The larger question is what the signficance of the significance one finds in Ulysses (or literature generally) is. My reader and I disagreed on that; I believe Joyce constructed levels of significance to measure up to Dante as the supreme challenge, but that he did it playfully (one might say ironically) rather than earnestly. My reader felt this made Joyce too much a systemizer.

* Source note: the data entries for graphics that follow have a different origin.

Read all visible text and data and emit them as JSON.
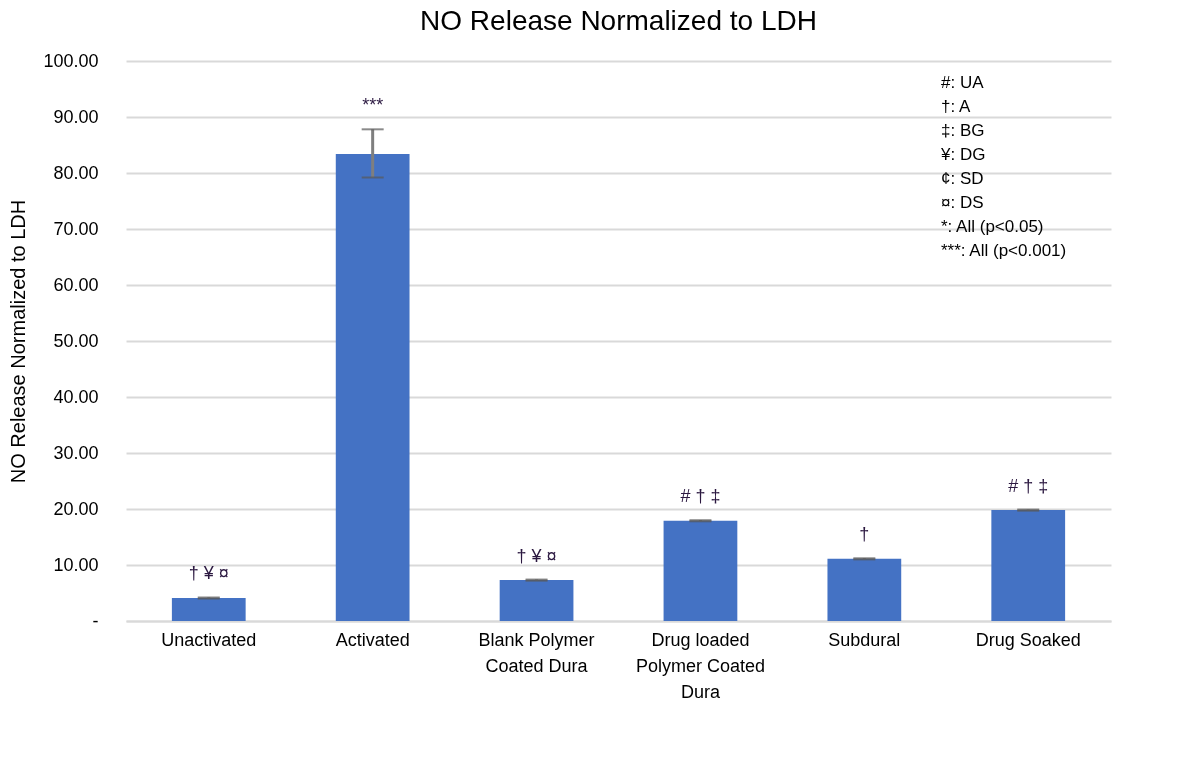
{
  "chart_data": {
    "type": "bar",
    "title": "NO Release Normalized to LDH",
    "ylabel": "NO Release Normalized to LDH",
    "categories": [
      "Unactivated",
      "Activated",
      "Blank Polymer Coated Dura",
      "Drug loaded Polymer Coated Dura",
      "Subdural",
      "Drug Soaked"
    ],
    "values": [
      4.1,
      83.4,
      7.3,
      17.9,
      11.1,
      19.8
    ],
    "errors": [
      0.1,
      [
        79.2,
        87.8
      ],
      0.1,
      0.1,
      0.1,
      0.1
    ],
    "color": "#4472c4",
    "ylim": [
      0,
      100
    ],
    "yticks": [
      {
        "value": 0,
        "label": "-"
      },
      {
        "value": 10,
        "label": "10.00"
      },
      {
        "value": 20,
        "label": "20.00"
      },
      {
        "value": 30,
        "label": "30.00"
      },
      {
        "value": 40,
        "label": "40.00"
      },
      {
        "value": 50,
        "label": "50.00"
      },
      {
        "value": 60,
        "label": "60.00"
      },
      {
        "value": 70,
        "label": "70.00"
      },
      {
        "value": 80,
        "label": "80.00"
      },
      {
        "value": 90,
        "label": "90.00"
      },
      {
        "value": 100,
        "label": "100.00"
      }
    ],
    "grid": "y",
    "annotations": [
      {
        "text": "† ¥ ¤",
        "x": "Unactivated",
        "y": 4.1
      },
      {
        "text": "***",
        "x": "Activated",
        "y": 83.4
      },
      {
        "text": "† ¥ ¤",
        "x": "Blank Polymer Coated Dura",
        "y": 7.3
      },
      {
        "text": "# † ‡",
        "x": "Drug loaded Polymer Coated Dura",
        "y": 17.9
      },
      {
        "text": "†",
        "x": "Subdural",
        "y": 11.1
      },
      {
        "text": "# † ‡",
        "x": "Drug Soaked",
        "y": 19.8
      },
      "#: UA",
      "†: A",
      "‡: BG",
      "¥: DG",
      "¢: SD",
      "¤: DS",
      "*: All (p<0.05)",
      "***: All (p<0.001)"
    ]
  }
}
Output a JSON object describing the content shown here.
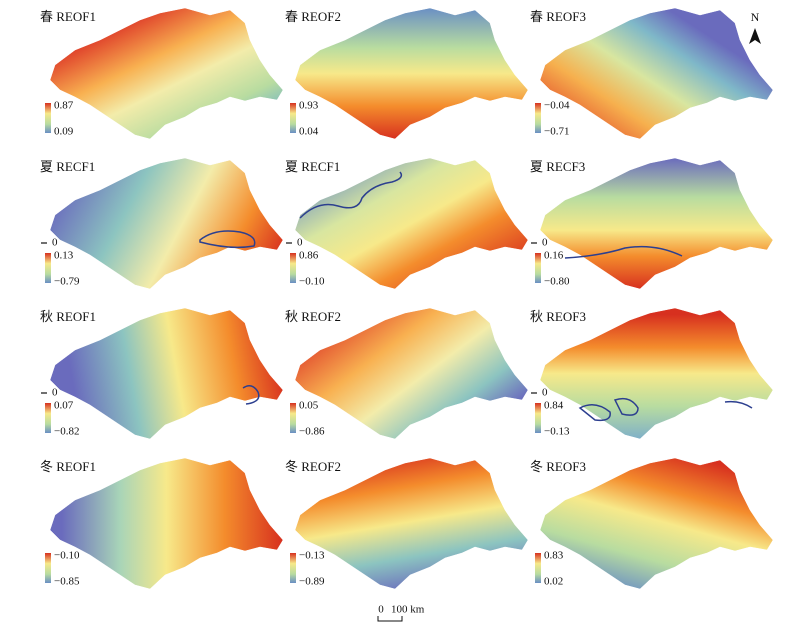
{
  "panels": [
    {
      "title": "春 REOF1",
      "legend_max": "0.87",
      "legend_min": "0.09"
    },
    {
      "title": "春 REOF2",
      "legend_max": "0.93",
      "legend_min": "0.04"
    },
    {
      "title": "春 REOF3",
      "legend_max": "−0.04",
      "legend_min": "−0.71"
    },
    {
      "title": "夏 RECF1",
      "contour": "0",
      "legend_max": "0.13",
      "legend_min": "−0.79"
    },
    {
      "title": "夏 RECF1",
      "contour": "0",
      "legend_max": "0.86",
      "legend_min": "−0.10"
    },
    {
      "title": "夏 RECF3",
      "contour": "0",
      "legend_max": "0.16",
      "legend_min": "−0.80"
    },
    {
      "title": "秋 REOF1",
      "contour": "0",
      "legend_max": "0.07",
      "legend_min": "−0.82"
    },
    {
      "title": "秋 REOF2",
      "legend_max": "0.05",
      "legend_min": "−0.86"
    },
    {
      "title": "秋 REOF3",
      "contour": "0",
      "legend_max": "0.84",
      "legend_min": "−0.13"
    },
    {
      "title": "冬 REOF1",
      "legend_max": "−0.10",
      "legend_min": "−0.85"
    },
    {
      "title": "冬 REOF2",
      "legend_max": "−0.13",
      "legend_min": "−0.89"
    },
    {
      "title": "冬 REOF3",
      "legend_max": "0.83",
      "legend_min": "0.02"
    }
  ],
  "north": "N",
  "scale_bar": {
    "start": "0",
    "end": "100 km"
  }
}
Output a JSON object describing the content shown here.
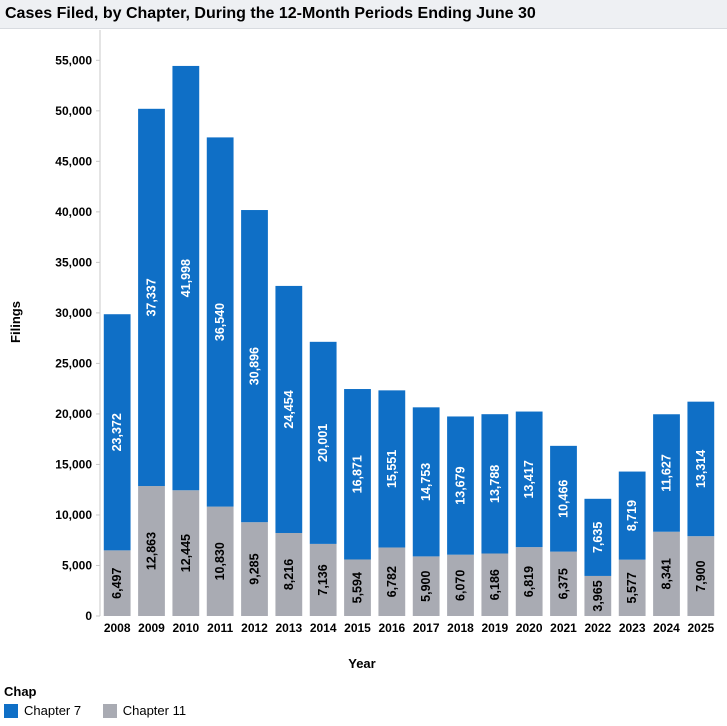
{
  "colors": {
    "chapter7": "#0f6fc6",
    "chapter11": "#a9abb3",
    "axis": "#000000"
  },
  "chart_data": {
    "type": "bar",
    "stacked": true,
    "title": "Cases Filed, by Chapter, During the 12-Month Periods Ending June 30",
    "xlabel": "Year",
    "ylabel": "Filings",
    "ylim": [
      0,
      58000
    ],
    "yticks": [
      0,
      5000,
      10000,
      15000,
      20000,
      25000,
      30000,
      35000,
      40000,
      45000,
      50000,
      55000
    ],
    "ytick_labels": [
      "0",
      "5,000",
      "10,000",
      "15,000",
      "20,000",
      "25,000",
      "30,000",
      "35,000",
      "40,000",
      "45,000",
      "50,000",
      "55,000"
    ],
    "categories": [
      "2008",
      "2009",
      "2010",
      "2011",
      "2012",
      "2013",
      "2014",
      "2015",
      "2016",
      "2017",
      "2018",
      "2019",
      "2020",
      "2021",
      "2022",
      "2023",
      "2024",
      "2025"
    ],
    "series": [
      {
        "name": "Chapter 11",
        "values": [
          6497,
          12863,
          12445,
          10830,
          9285,
          8216,
          7136,
          5594,
          6782,
          5900,
          6070,
          6186,
          6819,
          6375,
          3965,
          5577,
          8341,
          7900
        ],
        "labels": [
          "6,497",
          "12,863",
          "12,445",
          "10,830",
          "9,285",
          "8,216",
          "7,136",
          "5,594",
          "6,782",
          "5,900",
          "6,070",
          "6,186",
          "6,819",
          "6,375",
          "3,965",
          "5,577",
          "8,341",
          "7,900"
        ]
      },
      {
        "name": "Chapter 7",
        "values": [
          23372,
          37337,
          41998,
          36540,
          30896,
          24454,
          20001,
          16871,
          15551,
          14753,
          13679,
          13788,
          13417,
          10466,
          7635,
          8719,
          11627,
          13314
        ],
        "labels": [
          "23,372",
          "37,337",
          "41,998",
          "36,540",
          "30,896",
          "24,454",
          "20,001",
          "16,871",
          "15,551",
          "14,753",
          "13,679",
          "13,788",
          "13,417",
          "10,466",
          "7,635",
          "8,719",
          "11,627",
          "13,314"
        ]
      }
    ]
  },
  "legend": {
    "title": "Chap",
    "items": [
      {
        "label": "Chapter 7",
        "color": "#0f6fc6"
      },
      {
        "label": "Chapter 11",
        "color": "#a9abb3"
      }
    ]
  }
}
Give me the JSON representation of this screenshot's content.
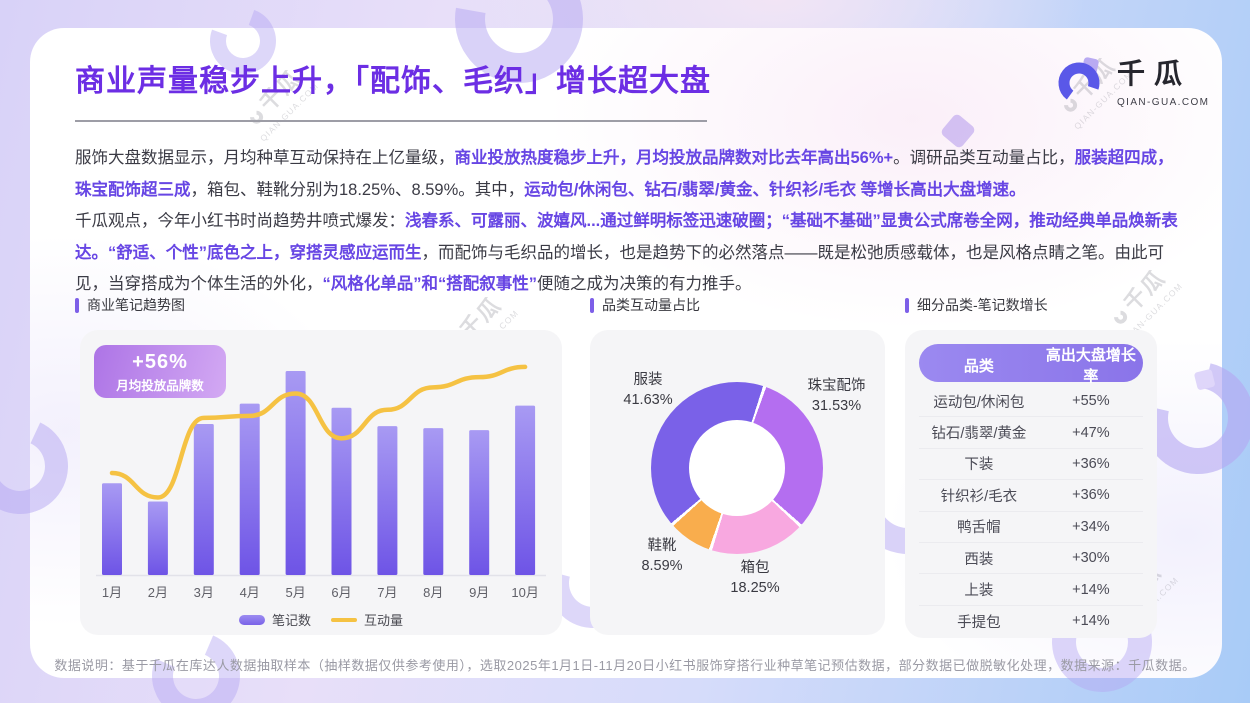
{
  "page": {
    "title": "商业声量稳步上升，「配饰、毛织」增长超大盘",
    "logo": {
      "name": "千瓜",
      "domain": "QIAN-GUA.COM"
    },
    "watermark": {
      "text": "千瓜",
      "sub": "QIAN-GUA.COM"
    },
    "footer": "数据说明：基于千瓜在库达人数据抽取样本（抽样数据仅供参考使用），选取2025年1月1日-11月20日小红书服饰穿搭行业种草笔记预估数据，部分数据已做脱敏化处理，数据来源：千瓜数据。"
  },
  "paragraphs": [
    {
      "segments": [
        {
          "t": "服饰大盘数据显示，月均种草互动保持在上亿量级，",
          "h": false
        },
        {
          "t": "商业投放热度稳步上升，月均投放品牌数对比去年高出56%+",
          "h": true
        },
        {
          "t": "。调研品类互动量占比，",
          "h": false
        },
        {
          "t": "服装超四成，珠宝配饰超三成",
          "h": true
        },
        {
          "t": "，箱包、鞋靴分别为18.25%、8.59%。其中，",
          "h": false
        },
        {
          "t": "运动包/休闲包、钻石/翡翠/黄金、针织衫/毛衣 等增长高出大盘增速。",
          "h": true
        }
      ]
    },
    {
      "segments": [
        {
          "t": "千瓜观点，今年小红书时尚趋势井喷式爆发：",
          "h": false
        },
        {
          "t": "浅春系、可露丽、波嬉风...通过鲜明标签迅速破圈；“基础不基础”显贵公式席卷全网，推动经典单品焕新表达。“舒适、个性”底色之上，穿搭灵感应运而生",
          "h": true
        },
        {
          "t": "，而配饰与毛织品的增长，也是趋势下的必然落点——既是松弛质感载体，也是风格点睛之笔。由此可见，当穿搭成为个体生活的外化，",
          "h": false
        },
        {
          "t": "“风格化单品”和“搭配叙事性”",
          "h": true
        },
        {
          "t": "便随之成为决策的有力推手。",
          "h": false
        }
      ]
    }
  ],
  "chart_data": [
    {
      "type": "bar",
      "title": "商业笔记趋势图",
      "categories": [
        "1月",
        "2月",
        "3月",
        "4月",
        "5月",
        "6月",
        "7月",
        "8月",
        "9月",
        "10月"
      ],
      "series": [
        {
          "name": "笔记数",
          "type": "bar",
          "values": [
            45,
            36,
            74,
            84,
            100,
            82,
            73,
            72,
            71,
            83
          ]
        },
        {
          "name": "互动量",
          "type": "line",
          "values": [
            50,
            38,
            77,
            78,
            89,
            67,
            81,
            92,
            97,
            102
          ]
        }
      ],
      "value_scale": "relative index, 5月 bar = 100",
      "ylim": [
        0,
        110
      ],
      "grid": false,
      "legend_position": "bottom",
      "badge": {
        "value": "+56%",
        "label": "月均投放品牌数"
      },
      "colors": {
        "bar_top": "#a89af3",
        "bar_bottom": "#6e54e6",
        "line": "#f5c243"
      }
    },
    {
      "type": "pie",
      "title": "品类互动量占比",
      "donut": true,
      "start_angle_deg": 230,
      "slices": [
        {
          "label": "服装",
          "value": 41.63,
          "color": "#7a61e8"
        },
        {
          "label": "珠宝配饰",
          "value": 31.53,
          "color": "#b46ef0"
        },
        {
          "label": "箱包",
          "value": 18.25,
          "color": "#f8a8e0"
        },
        {
          "label": "鞋靴",
          "value": 8.59,
          "color": "#f9ad4d"
        }
      ]
    },
    {
      "type": "table",
      "title": "细分品类-笔记数增长",
      "columns": [
        "品类",
        "高出大盘增长率"
      ],
      "rows": [
        [
          "运动包/休闲包",
          "+55%"
        ],
        [
          "钻石/翡翠/黄金",
          "+47%"
        ],
        [
          "下装",
          "+36%"
        ],
        [
          "针织衫/毛衣",
          "+36%"
        ],
        [
          "鸭舌帽",
          "+34%"
        ],
        [
          "西装",
          "+30%"
        ],
        [
          "上装",
          "+14%"
        ],
        [
          "手提包",
          "+14%"
        ]
      ]
    }
  ]
}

What it comes down to is that I didn't demonstrate sufficiently the signficance of allegorical reading. Why it is significant to me is that essays I write tend to be allegories. That's the problem.

Andrew Shields said...

The bumpersticker is hysterical!

To put it in crude terms: you think Joyce is Perec, the puzzlemaster who prepares ever little detail as a trap for the interpreter (see the introductin to "La vie, mode de l'emploi"), but your reader does not want Joyce to be Perec. He wants Joyce to be stern, not Sterne.

Donald Brown said...

Well not exactly Perec, no. I don't think Joyce prepares "traps" -- which strikes me as more Borgesian or Nabokovian, i.e., the manipulation of material to create enigmas that the reader might "solve" mystery-story fashion, except the mystery is generally metaphysical (Borges) or psychological (Nabokov). Joyce "simply" loads everything with associative meaning because of the way he cross-references his material.

The reader accused me of making "anything mean anything," but in fact I was sticking to what Molly means on the page, but my task was to delineate what kinds of associations were packed into the four words and body parts that JJ himself claimed as "the four cardinal points" of the chapter.